By WENDY HOLDREN
RAINELLE, W.Va. — Standing in the front of Fruits of Labor Cafe, a small bakery on Main Street in Rainelle, Robin Terry shared with a group of roughly 20 residents how much she loves her town.
“Rainelle is a place where I want to be,” Terry began. “A year ago, we had no idea how our lives were about to change.”
“I knew this, and I’ve always know this,” Terry continued, “Rainelle is my home. We’re fortunate to be nestled in the Meadow River Valley in this beautiful county. I feel blessed to have been born and raised here.”
That sense of pride, love of community, and connection to home is exactly what Matt Ford hopes to instill in all the residents of the Meadow River Valley.
Ford, a 34-year-old Quinwood resident, is leading the effort, as the communities rebuild, to rebrand the western part of Greenbrier County — an effort called the Meadow River Valley Initiative.
After the flood, Ford, who’s also the vice chair of the Greater Greenbrier Long-Term Recovery Committee, said the area needed organization. It needed a vision. It needed the drive to be better than it was before.
“We got started about six months ago,” Ford said of the initiative. “As volunteers would come in from other areas, they would say, ‘Where you live is so beautiful,’ but the people who lived here were so hopeless, and they didn’t appreciate where they lived. That led to the rebranding of western Greenbrier County to the Meadow River Valley.”
He continued, “Rather than being part of something else, it’s even worse to be the lesser part of something else. Having this new name, it was like a new name for a new beginning.”
Terry and Ford, as well as several others, spoke to the small gathering June 13 at Fruits of Labor — sharing construction updates, anecdotes from last year’s natural disaster and a vision of hope for the future.
“I’m a fifth or sixth generation Ford to live in western Greenbrier,” Ford shared. “I wouldn’t want to live anywhere else.”
Part of the rebranding initiative includes meetings, just like these, where community members are connected and ideas are generated. The Meadow River Valley Initiative, acting as a hub, helps connects one town to the next, so everyone can act in unison rather than opposition.
Ford said residents of the Meadow River Valley, which includes areas along the Meadow River Watershed such as Alta, Dawson, Smoot, Rupert, Quinwood, Rainelle and Nallen, have been highly receptive to the initiative — “It’s been a good sense of pride for people to be able to identify as their own area, and not a part of something else.”
He’s even selling t-shirts with the letters “MRV” emblazoned across the chest.
Ford, who has an undergraduate degree from West Virginia University and his master’s from Marshall University, is an environmental consultant by profession. From involvement in his church and community developments, he’s always wanted to make a difference in his hometown.

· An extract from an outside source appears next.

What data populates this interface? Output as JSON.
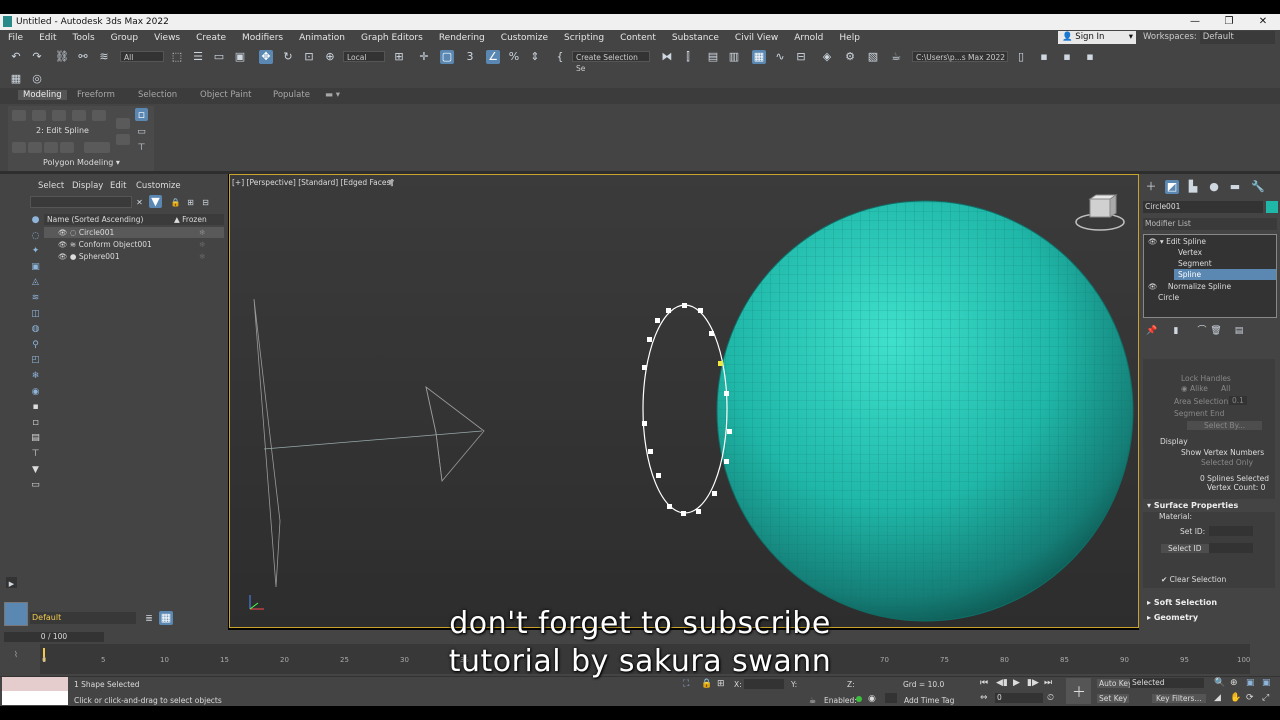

“I guess I’m stubborn. A lot of people I know and graduated with have moved away, but I was pretty dead-set about coming back and making my way here.”
And being here during the flood, seeing the devastation, he said he had to stick around and do more.
“The image of going down Rainelle and seeing mountains and mountains of trash. You call it trash now, but it was people’s belongings and their personal stuff just on the street in piles. It’s hard not to get involved.”
Before, millennials got a pretty bad name from the older folks in town. But after seeing how the younger generation rolled up their sleeves and got to work, Ford said the old timers have changed their minds.
“Part of this is how a community raises its young people. We’ve got to give them some hope and a reason to stay.”
Through connections made at Meadow River Valley Initiative meetings, Ford said a high school teacher hopes to incorporate her students into the initiative, and a health care professional hopes to involve even younger students.
“We’re very focused on making sure we’re inclusive in the ideas of young people,” Ford said. “Inherently in smaller towns, the same people have run the towns forever, and then when someone our age comes in and has an idea, they say that can’t work because we tried it in 1972 and it didn’t work out. The flood has, for lack of a better term, washed all that negativity away.”
He said people are willing, now more than ever, to hear new ideas and make new connections.
Ford hopes as young people become part of the initiative, they remember everything they’ve been a part of and they think, “I don’t want to leave that behind.”
In addition to the creation of a rail trail from Rainelle to Nallen, Ford said the group hopes to establish a water trail from where the rail trail begins toward the interstate. Leading tourists as they paddle their kayaks downstream would make an excellent summer job for high schoolers, Ford noted.
“We have a lot of things we consider to be liabilities that should be assets. It’s about knowing these things and appreciating them. We have a river that floods, yes, but it’s a river you could kayak on. We have empty buildings, yes, but empty buildings that could be turned into a restaurant or bed and breakfast. We have to start thinking about things differently, and that only comes we people look at where they live differently and look at who they are differently.”